You might want to take a peek the next time you visit.
A wave of buyouts and consolidations swept through the industry in 2015, many with a focus on creating stronger institution with greater efficiency, enhancing customer services or the strategic entry into desired markets. The buildings and people may be the same, but many of the names are different.
“This was a chance for us to diversify our loan portfolio and strategically move into markets where we want to be,” says Timothy J. Schneider, CEO of Investors Community Bank and president of Manitowoc-based County Bancorp, Inc., which in November announced a $29 million acquisition of Appleton-based The Business Bank.
“We’ve had a fairly defined strategy for a couple of years that included acquisition into key markets,” Schneider says. “It’s a logical fit geographically and positions us in areas we have been targeting for expansion.”
The deal is expected to close by the second quarter of 2016. Once closed, the combined bank will operate under the Investors Community Bank name with combined assets of more than $1 billion, making it the 11th largest bank headquartered in Wisconsin.
About the same time ICB and The Business Bank announced their merger, the holding corporation for Baylake Bank, based in Sturgeon Bay, announced the completion of its acquisition of NEW Bancshares and its wholly-owned subsidiary Union State Bank.
With that move completed, Baylake can now turn its full attention to its announced merger with Green Bay-based Nicolet Bankshares, Inc. The new bank will operate under the Nicolet National Bank name and will be headquartered in Green Bay.
This merger, expected to close in the first half of 2016, will create a bank with assets of nearly $2.2 billion, which will make it the fourth largest bank headquartered in Wisconsin when measured by deposit market share. All told, the new bank will have 41 branches covering a geographic footprint that includes Northeast and Northcentral Wisconsin and Michigan’s Upper Peninsula.
“Both sides took a serious look at the direction we were headed and realized the benefits of coming together made more sense as a merged bank, so we figured it out,” says Bob Atwell, founding chairman and CEO of Nicolet.
While there is overlap in the service areas of Baylake and Nicolet, Atwell says the only folks who will see a change are those where the branches are in close proximity.
“In those cases, it’s probably just a change of a few blocks,” Atwell says.
While the signs may change, and overlapping branches may be shuttered, the bankers involved in the recent mergers say the larger banks will have the economies of scale to offer more banking options while maintaining higher levels of customer service.
“The resources we have will allow us to offer some really strong tools to customers,” Schneider says.
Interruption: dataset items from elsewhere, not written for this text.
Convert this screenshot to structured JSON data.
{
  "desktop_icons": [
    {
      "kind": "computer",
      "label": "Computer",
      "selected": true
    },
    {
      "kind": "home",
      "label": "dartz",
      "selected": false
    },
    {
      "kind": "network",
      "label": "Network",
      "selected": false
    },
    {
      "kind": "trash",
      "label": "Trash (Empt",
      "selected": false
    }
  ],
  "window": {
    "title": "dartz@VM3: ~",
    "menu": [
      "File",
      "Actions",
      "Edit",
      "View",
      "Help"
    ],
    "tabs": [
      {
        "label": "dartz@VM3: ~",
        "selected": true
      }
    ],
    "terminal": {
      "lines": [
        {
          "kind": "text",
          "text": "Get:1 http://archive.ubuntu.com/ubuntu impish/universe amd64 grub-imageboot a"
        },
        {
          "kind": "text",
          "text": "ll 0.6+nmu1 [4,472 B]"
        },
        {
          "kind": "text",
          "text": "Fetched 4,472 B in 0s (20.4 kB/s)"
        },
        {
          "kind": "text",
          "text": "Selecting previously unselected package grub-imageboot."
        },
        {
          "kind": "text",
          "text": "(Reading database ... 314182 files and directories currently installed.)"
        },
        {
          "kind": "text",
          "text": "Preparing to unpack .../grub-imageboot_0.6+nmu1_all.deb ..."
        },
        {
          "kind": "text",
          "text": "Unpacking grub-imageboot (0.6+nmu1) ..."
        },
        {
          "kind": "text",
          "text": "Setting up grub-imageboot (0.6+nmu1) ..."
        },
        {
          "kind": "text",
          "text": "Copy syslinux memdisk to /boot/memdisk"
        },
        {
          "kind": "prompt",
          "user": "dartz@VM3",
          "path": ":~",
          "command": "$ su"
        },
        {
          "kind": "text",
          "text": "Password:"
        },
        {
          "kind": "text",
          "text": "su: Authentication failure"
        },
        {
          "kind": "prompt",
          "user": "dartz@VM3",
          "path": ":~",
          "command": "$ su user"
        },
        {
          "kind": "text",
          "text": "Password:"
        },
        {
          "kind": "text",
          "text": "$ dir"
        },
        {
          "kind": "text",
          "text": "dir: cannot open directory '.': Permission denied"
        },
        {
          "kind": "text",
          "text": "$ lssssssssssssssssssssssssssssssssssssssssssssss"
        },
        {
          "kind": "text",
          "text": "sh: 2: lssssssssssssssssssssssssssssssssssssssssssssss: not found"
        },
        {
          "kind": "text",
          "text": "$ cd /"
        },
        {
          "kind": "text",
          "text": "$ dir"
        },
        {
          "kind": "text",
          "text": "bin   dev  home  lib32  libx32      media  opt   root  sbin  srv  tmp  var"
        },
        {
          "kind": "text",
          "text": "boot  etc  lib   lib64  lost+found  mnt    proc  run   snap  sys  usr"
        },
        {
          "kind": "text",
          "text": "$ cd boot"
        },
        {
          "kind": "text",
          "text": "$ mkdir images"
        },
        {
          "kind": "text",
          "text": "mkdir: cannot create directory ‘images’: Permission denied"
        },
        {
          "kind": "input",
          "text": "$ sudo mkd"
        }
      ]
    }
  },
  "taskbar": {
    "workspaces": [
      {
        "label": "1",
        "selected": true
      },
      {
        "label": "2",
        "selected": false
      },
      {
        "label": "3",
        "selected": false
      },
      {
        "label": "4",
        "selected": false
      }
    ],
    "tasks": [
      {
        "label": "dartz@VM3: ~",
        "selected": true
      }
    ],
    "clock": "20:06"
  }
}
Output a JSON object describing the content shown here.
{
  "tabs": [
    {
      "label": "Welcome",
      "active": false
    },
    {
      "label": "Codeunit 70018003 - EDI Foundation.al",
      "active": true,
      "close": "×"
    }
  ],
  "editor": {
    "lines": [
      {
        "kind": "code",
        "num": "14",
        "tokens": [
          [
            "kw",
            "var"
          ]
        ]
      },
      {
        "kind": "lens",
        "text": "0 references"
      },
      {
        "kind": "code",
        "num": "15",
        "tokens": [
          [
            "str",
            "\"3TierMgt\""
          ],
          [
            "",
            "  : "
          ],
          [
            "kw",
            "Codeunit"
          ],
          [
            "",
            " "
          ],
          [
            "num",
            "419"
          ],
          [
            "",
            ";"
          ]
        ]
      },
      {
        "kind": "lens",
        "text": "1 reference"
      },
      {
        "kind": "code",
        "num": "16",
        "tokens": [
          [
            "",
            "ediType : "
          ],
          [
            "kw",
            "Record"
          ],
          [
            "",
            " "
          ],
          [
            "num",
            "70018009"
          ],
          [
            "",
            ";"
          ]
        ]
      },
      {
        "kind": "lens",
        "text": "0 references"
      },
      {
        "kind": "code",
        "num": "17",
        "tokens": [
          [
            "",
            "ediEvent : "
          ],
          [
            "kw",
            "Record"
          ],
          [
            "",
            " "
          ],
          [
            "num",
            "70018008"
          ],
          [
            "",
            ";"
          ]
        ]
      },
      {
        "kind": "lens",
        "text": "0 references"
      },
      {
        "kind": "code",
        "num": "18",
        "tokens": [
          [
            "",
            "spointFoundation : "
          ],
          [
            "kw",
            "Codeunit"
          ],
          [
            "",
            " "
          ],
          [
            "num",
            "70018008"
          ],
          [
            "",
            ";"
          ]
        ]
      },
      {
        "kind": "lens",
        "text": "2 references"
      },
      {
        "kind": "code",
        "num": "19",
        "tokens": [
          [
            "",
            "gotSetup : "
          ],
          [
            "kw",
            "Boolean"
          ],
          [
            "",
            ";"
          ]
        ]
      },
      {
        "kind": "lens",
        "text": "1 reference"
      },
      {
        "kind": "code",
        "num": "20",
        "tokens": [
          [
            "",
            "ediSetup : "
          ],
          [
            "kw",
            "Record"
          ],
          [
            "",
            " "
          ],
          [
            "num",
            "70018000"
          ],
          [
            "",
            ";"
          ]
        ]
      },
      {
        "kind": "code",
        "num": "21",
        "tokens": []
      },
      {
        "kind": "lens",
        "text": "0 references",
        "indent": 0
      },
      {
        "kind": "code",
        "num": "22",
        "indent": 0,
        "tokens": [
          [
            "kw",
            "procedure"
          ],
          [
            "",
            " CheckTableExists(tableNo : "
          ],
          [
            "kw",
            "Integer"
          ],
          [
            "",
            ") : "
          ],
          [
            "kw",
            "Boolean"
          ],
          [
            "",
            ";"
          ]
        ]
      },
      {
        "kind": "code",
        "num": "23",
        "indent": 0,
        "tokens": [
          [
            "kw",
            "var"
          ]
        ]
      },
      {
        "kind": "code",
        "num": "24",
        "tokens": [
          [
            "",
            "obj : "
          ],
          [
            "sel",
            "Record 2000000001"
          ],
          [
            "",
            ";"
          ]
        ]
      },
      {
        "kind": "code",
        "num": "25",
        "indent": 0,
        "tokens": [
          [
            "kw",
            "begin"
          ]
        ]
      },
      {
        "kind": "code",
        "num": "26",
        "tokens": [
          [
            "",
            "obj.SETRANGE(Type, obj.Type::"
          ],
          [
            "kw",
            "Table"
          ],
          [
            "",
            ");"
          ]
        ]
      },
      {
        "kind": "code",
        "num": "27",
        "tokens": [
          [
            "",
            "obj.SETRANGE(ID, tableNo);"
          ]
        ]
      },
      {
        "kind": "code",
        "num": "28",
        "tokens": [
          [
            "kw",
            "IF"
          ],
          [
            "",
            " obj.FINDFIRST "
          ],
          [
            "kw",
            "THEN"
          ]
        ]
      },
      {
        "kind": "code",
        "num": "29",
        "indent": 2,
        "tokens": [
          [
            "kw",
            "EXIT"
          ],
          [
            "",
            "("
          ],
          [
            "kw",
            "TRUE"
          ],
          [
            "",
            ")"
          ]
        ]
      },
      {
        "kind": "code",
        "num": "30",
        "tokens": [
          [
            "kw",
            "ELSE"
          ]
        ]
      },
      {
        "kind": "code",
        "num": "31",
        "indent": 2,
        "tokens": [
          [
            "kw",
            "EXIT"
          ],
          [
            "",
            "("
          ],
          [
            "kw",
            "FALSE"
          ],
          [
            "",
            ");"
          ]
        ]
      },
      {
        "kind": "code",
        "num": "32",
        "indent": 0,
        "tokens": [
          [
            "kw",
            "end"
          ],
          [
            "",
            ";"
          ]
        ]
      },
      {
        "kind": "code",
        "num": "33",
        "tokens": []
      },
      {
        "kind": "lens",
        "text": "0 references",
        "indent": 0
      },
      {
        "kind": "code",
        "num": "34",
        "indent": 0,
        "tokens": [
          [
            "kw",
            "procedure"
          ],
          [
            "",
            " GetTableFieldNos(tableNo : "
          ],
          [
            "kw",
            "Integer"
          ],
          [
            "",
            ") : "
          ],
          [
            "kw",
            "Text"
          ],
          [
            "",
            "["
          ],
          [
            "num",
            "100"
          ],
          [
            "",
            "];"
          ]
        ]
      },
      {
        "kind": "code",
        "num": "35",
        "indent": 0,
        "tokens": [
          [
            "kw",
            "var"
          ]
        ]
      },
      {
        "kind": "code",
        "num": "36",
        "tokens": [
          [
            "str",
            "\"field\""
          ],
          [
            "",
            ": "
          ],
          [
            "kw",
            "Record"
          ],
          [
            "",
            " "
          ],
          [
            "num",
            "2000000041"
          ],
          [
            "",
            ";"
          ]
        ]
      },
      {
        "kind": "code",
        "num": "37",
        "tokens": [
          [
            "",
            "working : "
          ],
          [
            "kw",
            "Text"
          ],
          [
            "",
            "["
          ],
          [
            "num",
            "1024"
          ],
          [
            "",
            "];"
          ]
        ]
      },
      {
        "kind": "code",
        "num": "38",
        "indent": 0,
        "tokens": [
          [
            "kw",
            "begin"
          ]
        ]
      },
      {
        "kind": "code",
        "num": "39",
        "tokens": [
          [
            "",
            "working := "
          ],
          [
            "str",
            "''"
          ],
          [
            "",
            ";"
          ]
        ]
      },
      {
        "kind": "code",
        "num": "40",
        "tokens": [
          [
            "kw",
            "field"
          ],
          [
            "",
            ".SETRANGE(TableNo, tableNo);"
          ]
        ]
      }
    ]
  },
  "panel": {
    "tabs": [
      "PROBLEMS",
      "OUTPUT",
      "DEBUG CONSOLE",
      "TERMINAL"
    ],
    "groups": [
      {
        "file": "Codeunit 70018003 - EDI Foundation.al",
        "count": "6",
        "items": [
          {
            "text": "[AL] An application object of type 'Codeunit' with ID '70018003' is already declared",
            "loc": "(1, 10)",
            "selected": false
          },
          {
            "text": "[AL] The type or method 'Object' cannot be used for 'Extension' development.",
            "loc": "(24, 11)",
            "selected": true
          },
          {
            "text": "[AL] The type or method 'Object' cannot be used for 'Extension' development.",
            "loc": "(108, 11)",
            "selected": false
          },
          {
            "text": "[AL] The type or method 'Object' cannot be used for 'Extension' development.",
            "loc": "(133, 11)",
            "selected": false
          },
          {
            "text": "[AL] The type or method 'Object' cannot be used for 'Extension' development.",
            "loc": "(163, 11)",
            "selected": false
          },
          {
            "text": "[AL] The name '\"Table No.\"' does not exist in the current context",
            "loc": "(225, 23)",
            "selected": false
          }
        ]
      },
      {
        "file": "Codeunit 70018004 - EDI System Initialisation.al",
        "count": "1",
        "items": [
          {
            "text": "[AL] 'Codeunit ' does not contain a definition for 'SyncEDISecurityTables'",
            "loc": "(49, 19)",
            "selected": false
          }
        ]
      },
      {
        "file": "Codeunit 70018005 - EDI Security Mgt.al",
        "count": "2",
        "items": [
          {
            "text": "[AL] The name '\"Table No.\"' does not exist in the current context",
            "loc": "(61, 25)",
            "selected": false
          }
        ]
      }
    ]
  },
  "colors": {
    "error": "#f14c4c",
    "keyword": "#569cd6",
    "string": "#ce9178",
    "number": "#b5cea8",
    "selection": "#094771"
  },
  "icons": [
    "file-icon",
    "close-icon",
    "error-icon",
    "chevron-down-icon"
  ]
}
Acquiring the resources to offer a wider array of customer services is also factoring into recent consolidations of credit unions — Prospera’s recent absorption of UW Oshkosh Credit Union, for example — as smaller credit unions may not be able to keep up with the pace and cost of options that consumers are demanding.
The wave of mergers in the financial industry come as most of Wisconsin’s state-chartered banks have shrugged off the challenges from the Great Recession and improved their financial picture.
Across Wisconsin, state-chartered banks posted a third quarter 2015 income increase of nearly 11 percent compared to the previous year, while total lending during that same period increased 6.5 percent.
“The overall strength of our state-chartered banks, especially the continued growth in lending activity, is a positive sign for the economy,” says Ray Allen, secretary of the Dept. of Financial Institutions.
The state’s credit unions have also reported similar results, with revenue increasing nearly 23 percent and lending up nearly 11 percent in the third quarter of 2015.
That strengthening of the industry is part of the reason investors and bank managers are more willing to explore mergers now than they were just a few years ago. After the recession, values were deflated and the focus was on internal operations, bankers say.
“Five years ago, we were in a pretty serious economic crisis, and we had to deal with that right then,” Atwell says. “I think we have taken care of those internal things, and now, with relative values increasing, everyone is feeling a lot better. The problems are solved and now we can try and add value.”